O barro ganhou novos significados nas mãos de estudantes do Colégio de Aplicação que participaram de uma oficina de cerâmica no Espaço Cultural Jamaxim, em Boa Vista. A iniciativa levou as crianças a conhecer, na prática, o processo de produção de uma panela e aspectos da cultura Macuxi relacionados ao trabalho com a argila.
A atividade foi conduzida por Daya Roraima, responsável pelo espaço. Durante o encontro, ela orientou os participantes em cada etapa da produção, desde o manuseio da matéria-prima até a modelagem das peças.
A ação faz parte do projeto “Vovó Barro, Cerâmica e Ancestralidade na Escola”, desenvolvido pelo Espaço. A proposta é aproximar os estudantes dos saberes tradicionais relacionados à cerâmica e apresentar a importância dessa prática dentro da cultura Macuxi, é o que explica, Daya Roraima.
“Esse projeto que a gente tem, que é a Vovó Barro, Cerâmica e Ancestralidade na Escola, que é um projeto aqui do JAMAXIM, a gente reúne as escolas e os estudantes e a gente ensina um pouco o que é a Vovó Barro. Ela vem, ela advém do nosso povo Macuxi, aqui de Roraima, das nossas ceramistas”, afirmou a ministrante.
Tradição que atravessa gerações
A produção de peças de cerâmica está relacionada à transmissão de saberes do povo Macuxi. Técnicas de preparo e modelagem são preservadas e compartilhadas entre diferentes gerações, especialmente por meio do trabalho das mulheres ceramistas indígenas.
Dentro dessa tradição, o barro é apresentado como a “Vovó Barro”, uma referência ancestral que vai além da matéria-prima utilizada na produção das peças. O conceito também está ligado à memória, à identidade cultural e à valorização dos conhecimentos dos povos originários de Roraima.
É essa relação entre ancestralidade e cultura que o projeto busca apresentar às novas gerações por meio de experiências práticas no espaço cultural.
A participação da turma também foi resultado de um processo desenvolvido pela escola a partir do interesse das próprias crianças. Segundo a professora do Colégio de Aplicação, Renata Morgado, o contato com a história da Vovó Barro começou a partir de uma obra da literatura indígena.
“Essa ideia faz parte de todo um processo. Foi uma construção que nós idealizamos a partir do interesse das crianças, de uma história que eles ouviram. Essa história trouxe a Vovó Barro, uma literatura indígena da Vanessa Brandão, e nessa história contava um pouco da Vovó Barro. Partindo desse interesse, nós fomos aprofundando, proporcionando às crianças alguns momentos de oficina lá no ateliê.

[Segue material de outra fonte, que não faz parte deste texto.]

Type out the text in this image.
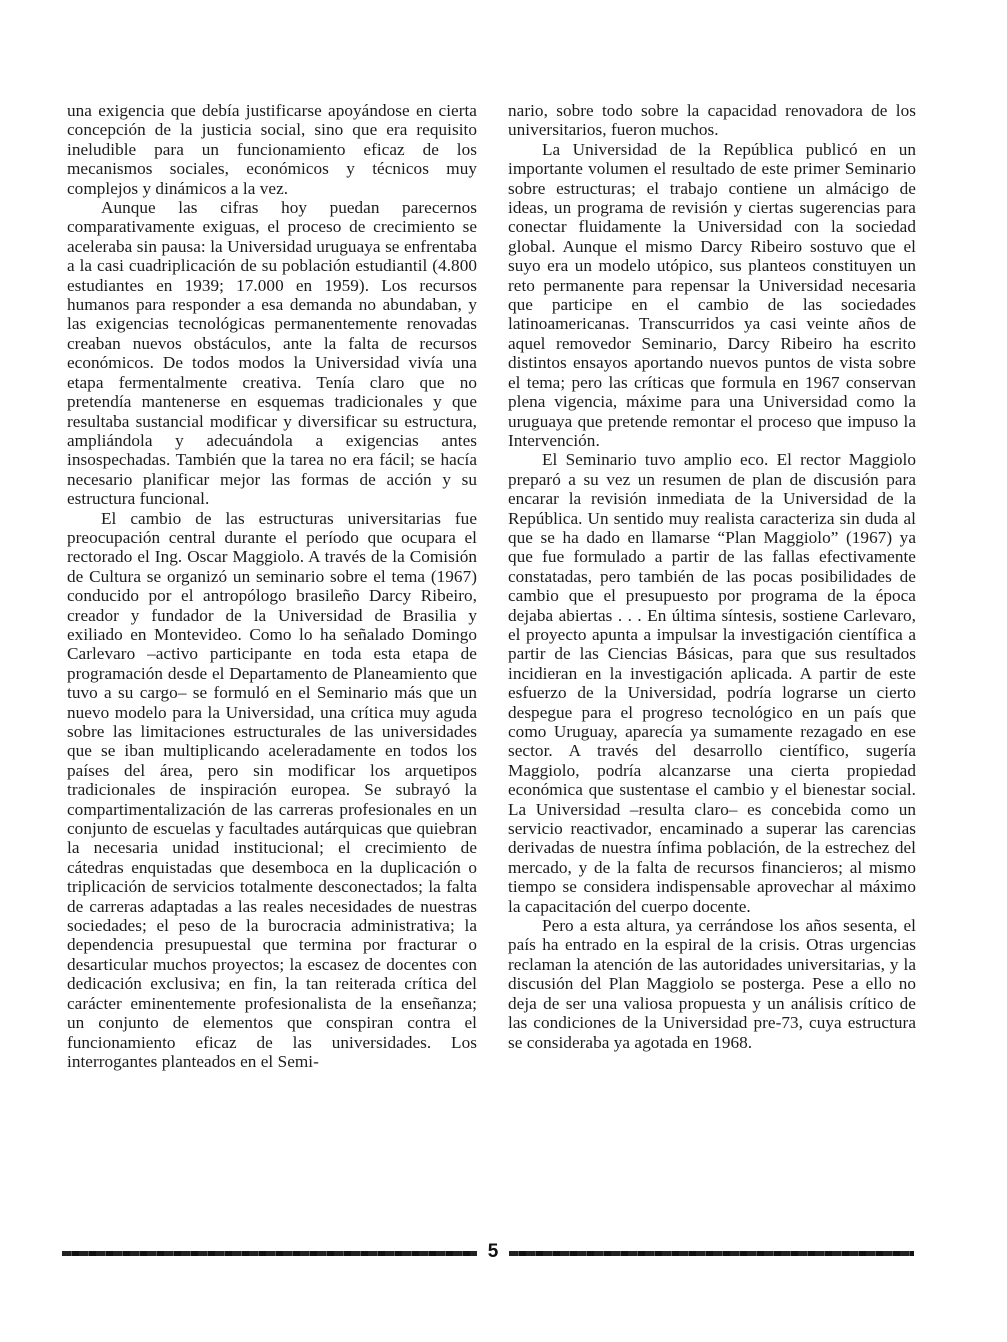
una exigencia que debía justificarse apoyándose en cierta concepción de la justicia social, sino que era requisito ineludible para un funcionamiento eficaz de los mecanismos sociales, económicos y técnicos muy complejos y dinámicos a la vez.

Aunque las cifras hoy puedan parecernos comparativamente exiguas, el proceso de crecimiento se aceleraba sin pausa: la Universidad uruguaya se enfrentaba a la casi cuadriplicación de su población estudiantil (4.800 estudiantes en 1939; 17.000 en 1959). Los recursos humanos para responder a esa demanda no abundaban, y las exigencias tecnológicas permanentemente renovadas creaban nuevos obstáculos, ante la falta de recursos económicos. De todos modos la Universidad vivía una etapa fermentalmente creativa. Tenía claro que no pretendía mantenerse en esquemas tradicionales y que resultaba sustancial modificar y diversificar su estructura, ampliándola y adecuándola a exigencias antes insospechadas. También que la tarea no era fácil; se hacía necesario planificar mejor las formas de acción y su estructura funcional.

El cambio de las estructuras universitarias fue preocupación central durante el período que ocupara el rectorado el Ing. Oscar Maggiolo. A través de la Comisión de Cultura se organizó un seminario sobre el tema (1967) conducido por el antropólogo brasileño Darcy Ribeiro, creador y fundador de la Universidad de Brasilia y exiliado en Montevideo. Como lo ha señalado Domingo Carlevaro –activo participante en toda esta etapa de programación desde el Departamento de Planeamiento que tuvo a su cargo– se formuló en el Seminario más que un nuevo modelo para la Universidad, una crítica muy aguda sobre las limitaciones estructurales de las universidades que se iban multiplicando aceleradamente en todos los países del área, pero sin modificar los arquetipos tradicionales de inspiración europea. Se subrayó la compartimentalización de las carreras profesionales en un conjunto de escuelas y facultades autárquicas que quiebran la necesaria unidad institucional; el crecimiento de cátedras enquistadas que desemboca en la duplicación o triplicación de servicios totalmente desconectados; la falta de carreras adaptadas a las reales necesidades de nuestras sociedades; el peso de la burocracia administrativa; la dependencia presupuestal que termina por fracturar o desarticular muchos proyectos; la escasez de docentes con dedicación exclusiva; en fin, la tan reiterada crítica del carácter eminentemente profesionalista de la enseñanza; un conjunto de elementos que conspiran contra el funcionamiento eficaz de las universidades. Los interrogantes planteados en el Semi-

nario, sobre todo sobre la capacidad renovadora de los universitarios, fueron muchos.

La Universidad de la República publicó en un importante volumen el resultado de este primer Seminario sobre estructuras; el trabajo contiene un almácigo de ideas, un programa de revisión y ciertas sugerencias para conectar fluidamente la Universidad con la sociedad global. Aunque el mismo Darcy Ribeiro sostuvo que el suyo era un modelo utópico, sus planteos constituyen un reto permanente para repensar la Universidad necesaria que participe en el cambio de las sociedades latinoamericanas. Transcurridos ya casi veinte años de aquel removedor Seminario, Darcy Ribeiro ha escrito distintos ensayos aportando nuevos puntos de vista sobre el tema; pero las críticas que formula en 1967 conservan plena vigencia, máxime para una Universidad como la uruguaya que pretende remontar el proceso que impuso la Intervención.

El Seminario tuvo amplio eco. El rector Maggiolo preparó a su vez un resumen de plan de discusión para encarar la revisión inmediata de la Universidad de la República. Un sentido muy realista caracteriza sin duda al que se ha dado en llamarse “Plan Maggiolo” (1967) ya que fue formulado a partir de las fallas efectivamente constatadas, pero también de las pocas posibilidades de cambio que el presupuesto por programa de la época dejaba abiertas . . . En última síntesis, sostiene Carlevaro, el proyecto apunta a impulsar la investigación científica a partir de las Ciencias Básicas, para que sus resultados incidieran en la investigación aplicada. A partir de este esfuerzo de la Universidad, podría lograrse un cierto despegue para el progreso tecnológico en un país que como Uruguay, aparecía ya sumamente rezagado en ese sector. A través del desarrollo científico, sugería Maggiolo, podría alcanzarse una cierta propiedad económica que sustentase el cambio y el bienestar social. La Universidad –resulta claro– es concebida como un servicio reactivador, encaminado a superar las carencias derivadas de nuestra ínfima población, de la estrechez del mercado, y de la falta de recursos financieros; al mismo tiempo se considera indispensable aprovechar al máximo la capacitación del cuerpo docente.

Pero a esta altura, ya cerrándose los años sesenta, el país ha entrado en la espiral de la crisis. Otras urgencias reclaman la atención de las autoridades universitarias, y la discusión del Plan Maggiolo se posterga. Pese a ello no deja de ser una valiosa propuesta y un análisis crítico de las condiciones de la Universidad pre-73, cuya estructura se consideraba ya agotada en 1968.

5
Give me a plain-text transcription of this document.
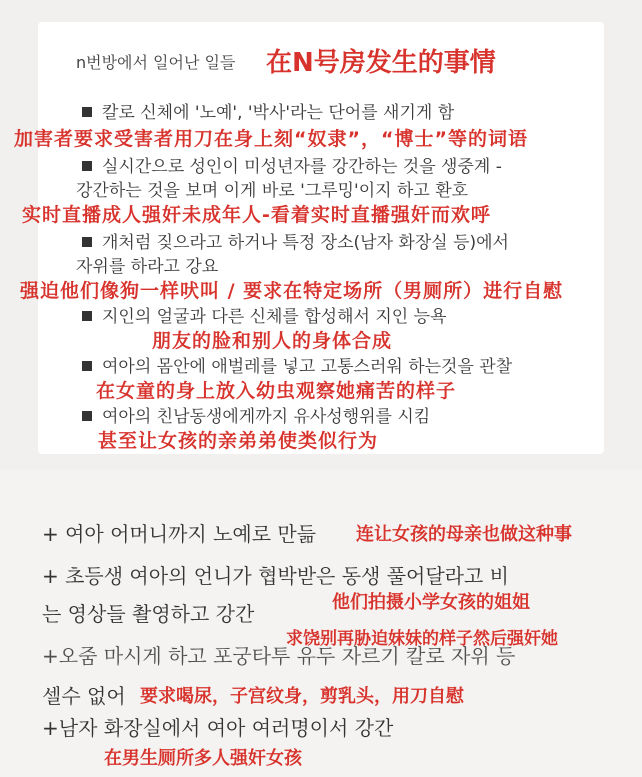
n번방에서 일어난 일들 在N号房发生的事情
칼로 신체에 '노예', '박사'라는 단어를 새기게 함
加害者要求受害者用刀在身上刻“奴隶”，“博士”等的词语
실시간으로 성인이 미성년자를 강간하는 것을 생중계 -
강간하는 것을 보며 이게 바로 '그루밍'이지 하고 환호
实时直播成人强奸未成年人-看着实时直播强奸而欢呼
개처럼 짖으라고 하거나 특정 장소(남자 화장실 등)에서
자위를 하라고 강요
强迫他们像狗一样吠叫 / 要求在特定场所（男厕所）进行自慰
지인의 얼굴과 다른 신체를 합성해서 지인 능욕
朋友的脸和别人的身体合成
여아의 몸안에 애벌레를 넣고 고통스러워 하는것을 관찰
在女童的身上放入幼虫观察她痛苦的样子
여아의 친남동생에게까지 유사성행위를 시킴
甚至让女孩的亲弟弟使类似行为
+ 여아 어머니까지 노예로 만듦 连让女孩的母亲也做这种事
+ 초등생 여아의 언니가 협박받은 동생 풀어달라고 비
는 영상들 촬영하고 강간	他们拍摄小学女孩的姐姐
求饶别再胁迫妹妹的样子然后强奸她
+오줌 마시게 하고 포궁타투 유두 자르기 칼로 자위 등
셀수 없어 要求喝尿，子宫纹身，剪乳头，用刀自慰
+남자 화장실에서 여아 여러명이서 강간
在男生厕所多人强奸女孩
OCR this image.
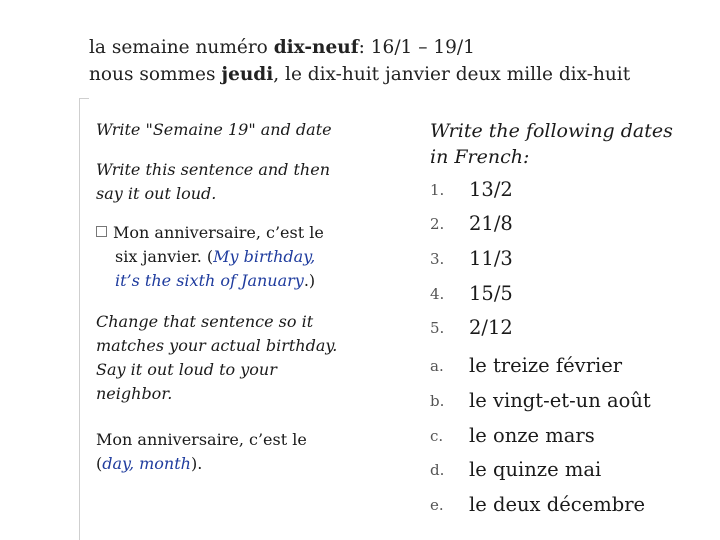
la semaine numéro dix-neuf: 16/1 – 19/1
nous sommes jeudi, le dix-huit janvier deux mille dix-huit
Write "Semaine 19" and date
Write this sentence and then
say it out loud.
Mon anniversaire, c’est le
six janvier. (My birthday,
it’s the sixth of January.)
Change that sentence so it
matches your actual birthday.
Say it out loud to your
neighbor.
Mon anniversaire, c’est le
(day, month).
Write the following dates
in French:
1. 13/2
2. 21/8
3. 11/3
4. 15/5
5. 2/12
a. le treize février
b. le vingt-et-un août
c. le onze mars
d. le quinze mai
e. le deux décembre
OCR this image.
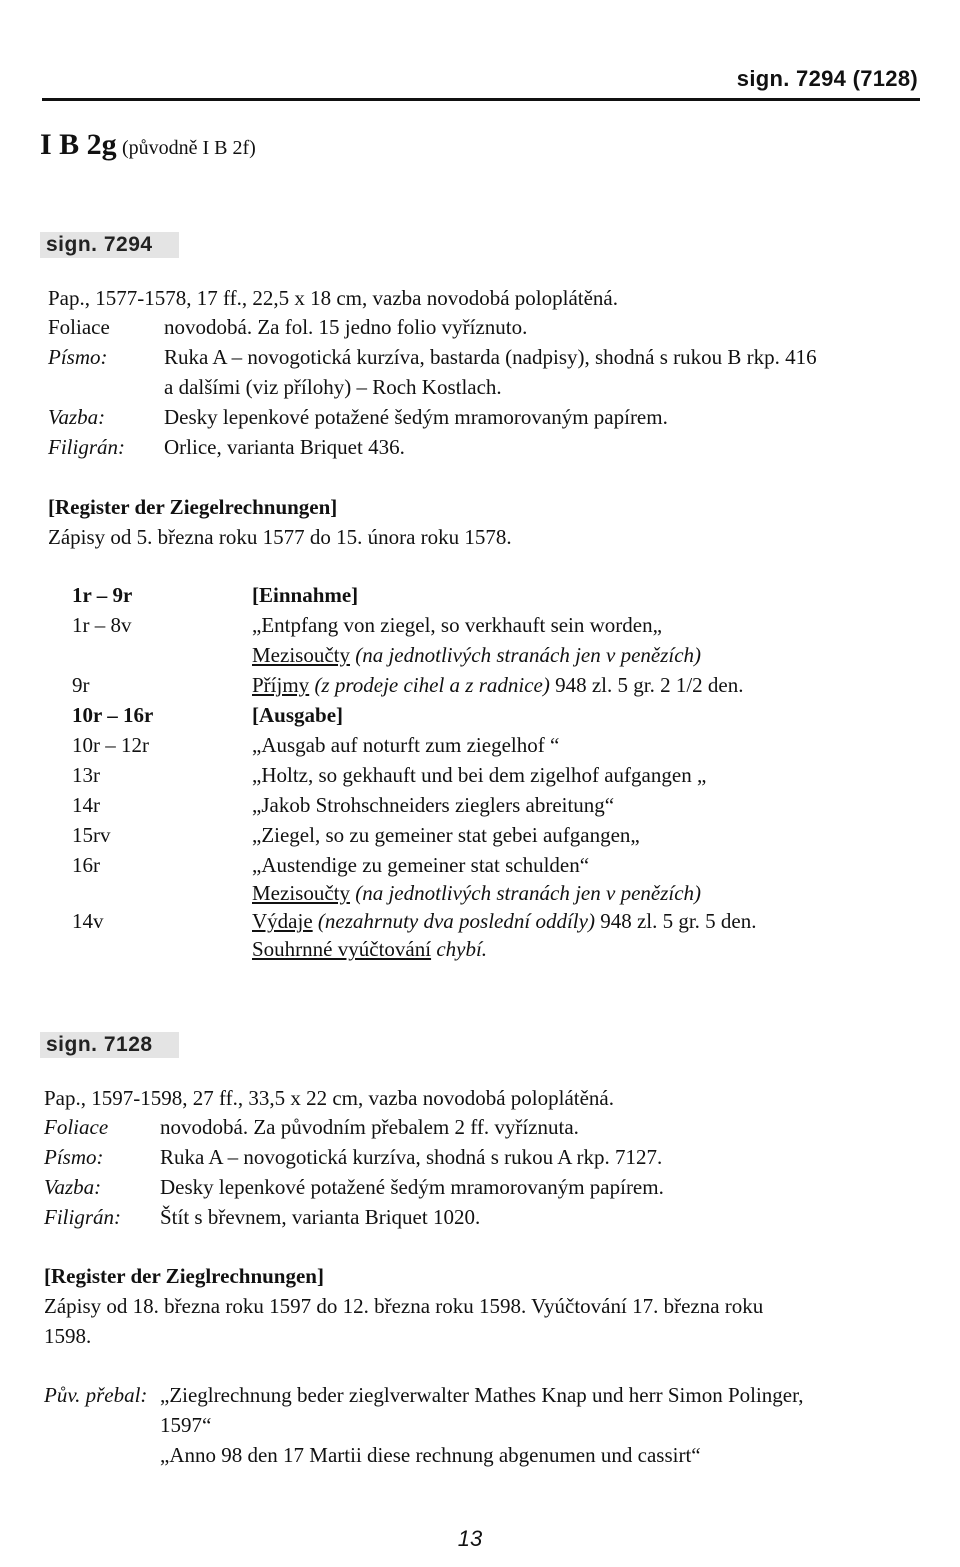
sign. 7294 (7128)
I B 2g (původně I B 2f)
sign. 7294
Pap., 1577-1578, 17 ff., 22,5 x 18 cm, vazba novodobá poloplátěná.
Foliace	novodobá. Za fol. 15 jedno folio vyříznuto.
Písmo:	Ruka A – novogotická kurzíva, bastarda (nadpisy), shodná s rukou B rkp. 416
a dalšími (viz přílohy) – Roch Kostlach.
Vazba:	Desky lepenkové potažené šedým mramorovaným papírem.
Filigrán: Orlice, varianta Briquet 436.
[Register der Ziegelrechnungen]
Zápisy od 5. března roku 1577 do 15. února roku 1578.
1r – 9r	[Einnahme]
1r – 8v	„Entpfang von ziegel, so verkhauft sein worden„
Mezisoučty (na jednotlivých stranách jen v penězích)
9r	Příjmy (z prodeje cihel a z radnice) 948 zl. 5 gr. 2 1/2 den.
10r – 16r	[Ausgabe]
10r – 12r	„Ausgab auf noturft zum ziegelhof “
13r	„Holtz, so gekhauft und bei dem zigelhof aufgangen „
14r	„Jakob Strohschneiders zieglers abreitung“
15rv	„Ziegel, so zu gemeiner stat gebei aufgangen„
16r	„Austendige zu gemeiner stat schulden“
Mezisoučty (na jednotlivých stranách jen v penězích)
14v	Výdaje (nezahrnuty dva poslední oddíly) 948 zl. 5 gr. 5 den.
Souhrnné vyúčtování chybí.
sign. 7128
Pap., 1597-1598, 27 ff., 33,5 x 22 cm, vazba novodobá poloplátěná.
Foliace novodobá. Za původním přebalem 2 ff. vyříznuta.
Písmo:	Ruka A – novogotická kurzíva, shodná s rukou A rkp. 7127.
Vazba:	Desky lepenkové potažené šedým mramorovaným papírem.
Filigrán: Štít s břevnem, varianta Briquet 1020.
[Register der Zieglrechnungen]
Zápisy od 18. března roku 1597 do 12. března roku 1598. Vyúčtování 17. března roku
1598.
Pův. přebal: „Zieglrechnung beder zieglverwalter Mathes Knap und herr Simon Polinger,
1597“
„Anno 98 den 17 Martii diese rechnung abgenumen und cassirt“
13
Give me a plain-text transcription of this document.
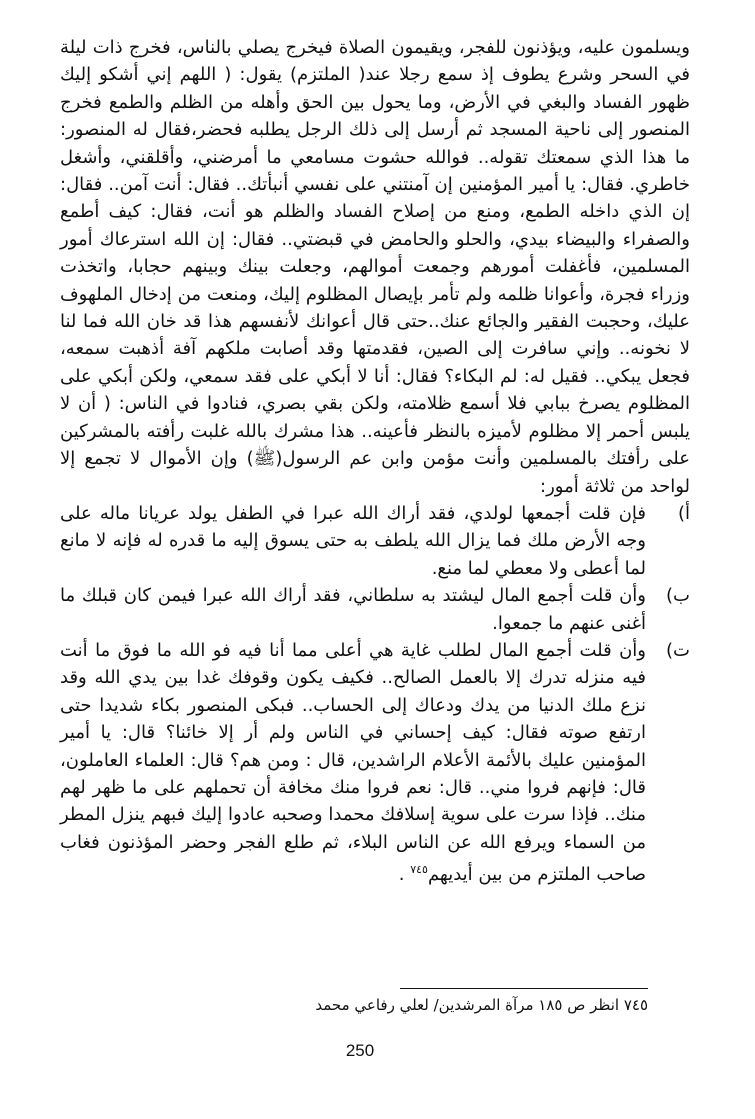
ويسلمون عليه، ويؤذنون للفجر، ويقيمون الصلاة فيخرج يصلي بالناس، فخرج ذات ليلة في السحر وشرع يطوف إذ سمع رجلا عند( الملتزم) يقول: ( اللهم إني أشكو إليك ظهور الفساد والبغي في الأرض، وما يحول بين الحق وأهله من الظلم والطمع فخرج المنصور إلى ناحية المسجد ثم أرسل إلى ذلك الرجل يطلبه فحضر،فقال له المنصور: ما هذا الذي سمعتك تقوله.. فوالله حشوت مسامعي ما أمرضني، وأقلقني، وأشغل خاطري. فقال: يا أمير المؤمنين إن آمنتني على نفسي أنبأتك.. فقال: أنت آمن.. فقال: إن الذي داخله الطمع، ومنع من إصلاح الفساد والظلم هو أنت، فقال: كيف أطمع والصفراء والبيضاء بيدي، والحلو والحامض في قبضتي.. فقال: إن الله استرعاك أمور المسلمين، فأغفلت أمورهم وجمعت أموالهم، وجعلت بينك وبينهم حجابا، واتخذت وزراء فجرة، وأعوانا ظلمه ولم تأمر بإيصال المظلوم إليك، ومنعت من إدخال الملهوف عليك، وحجبت الفقير والجائع عنك..حتى قال أعوانك لأنفسهم هذا قد خان الله فما لنا لا نخونه.. وإني سافرت إلى الصين، فقدمتها وقد أصابت ملكهم آفة أذهبت سمعه، فجعل يبكي.. فقيل له: لم البكاء؟ فقال: أنا لا أبكي على فقد سمعي، ولكن أبكي على المظلوم يصرخ ببابي فلا أسمع ظلامته، ولكن بقي بصري، فنادوا في الناس: ( أن لا يلبس أحمر إلا مظلوم لأميزه بالنظر فأعينه.. هذا مشرك بالله غلبت رأفته بالمشركين على رأفتك بالمسلمين وأنت مؤمن وابن عم الرسول(ﷺ) وإن الأموال لا تجمع إلا لواحد من ثلاثة أمور:

أ)

فإن قلت أجمعها لولدي، فقد أراك الله عبرا في الطفل يولد عريانا ماله على وجه الأرض ملك فما يزال الله يلطف به حتى يسوق إليه ما قدره له فإنه لا مانع لما أعطى ولا معطي لما منع.

ب)

وأن قلت أجمع المال ليشتد به سلطاني، فقد أراك الله عبرا فيمن كان قبلك ما أغنى عنهم ما جمعوا.

ت)

وأن قلت أجمع المال لطلب غاية هي أعلى مما أنا فيه فو الله ما فوق ما أنت فيه منزله تدرك إلا بالعمل الصالح.. فكيف يكون وقوفك غدا بين يدي الله وقد نزع ملك الدنيا من يدك ودعاك إلى الحساب.. فبكى المنصور بكاء شديدا حتى ارتفع صوته فقال: كيف إحساني في الناس ولم أر إلا خائنا؟ قال: يا أمير المؤمنين عليك بالأئمة الأعلام الراشدين، قال : ومن هم؟ قال: العلماء العاملون، قال: فإنهم فروا مني.. قال: نعم فروا منك مخافة أن تحملهم على ما ظهر لهم منك.. فإذا سرت على سوية إسلافك محمدا وصحبه عادوا إليك فبهم ينزل المطر من السماء ويرفع الله عن الناس البلاء، ثم طلع الفجر وحضر المؤذنون فغاب صاحب الملتزم من بين أيديهم$^{٧٤٥}$ .

٧٤٥ انظر ص ١٨٥ مرآة المرشدين/ لعلي رفاعي محمد
250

Depois, nós fizemos o processo de estudar um pouco sobre essas mulheres indígenas que fazem esse trabalho com o barro”, contou a professora.
Aprendizado na prática
Durante o encontro, os alunos puderam tocar, amassar e moldar o material, seguindo as orientações de Daya Roraima até chegar à produção das panelas.
Além de conhecer o resultado final, eles acompanharam as diferentes etapas de construção das peças e puderam experimentar uma técnica que exige cuidado e atenção durante a modelagem.
Para o estudante Gustavo Emanuel, a experiência foi uma oportunidade de descobrir uma nova maneira de trabalhar com o material e conseguir transformá-lo em uma peça.
“Foi muito legal fazer aquela experiência de mexer com o barro, amassar ele, ver como era feita a transformação para ele ficar do jeito que eu queria. Antes eu ia lá na minha casa, pegava o barro e tacava água, ficava tudo molengo, não dava para fazer nada. Aí aqui, como eu consegui realmente fazer uma panela, eu fiquei bem feliz”, relatou o estudante.
Cultura e educação
A iniciativa também reforça a proposta do Espaço Cultural Jamaxim de promover atividades que aproximem o público de saberes, práticas culturais e expressões artísticas.
Ao receber estudantes para experiências como essa, o espaço proporciona um contato direto com conhecimentos que fazem parte da história e da identidade dos povos originários de Roraima.
Na oficina, a produção das panelas foi além do fazer manual. O momento uniu educação, criatividade e valorização cultural, mostrando às crianças que preservar um conhecimento tradicional também significa transmiti-lo para as próximas gerações.
Para os participantes, a experiência ficou marcada não apenas pelas peças produzidas, mas pelo contato com uma prática cultural que carrega memória e ancestralidade.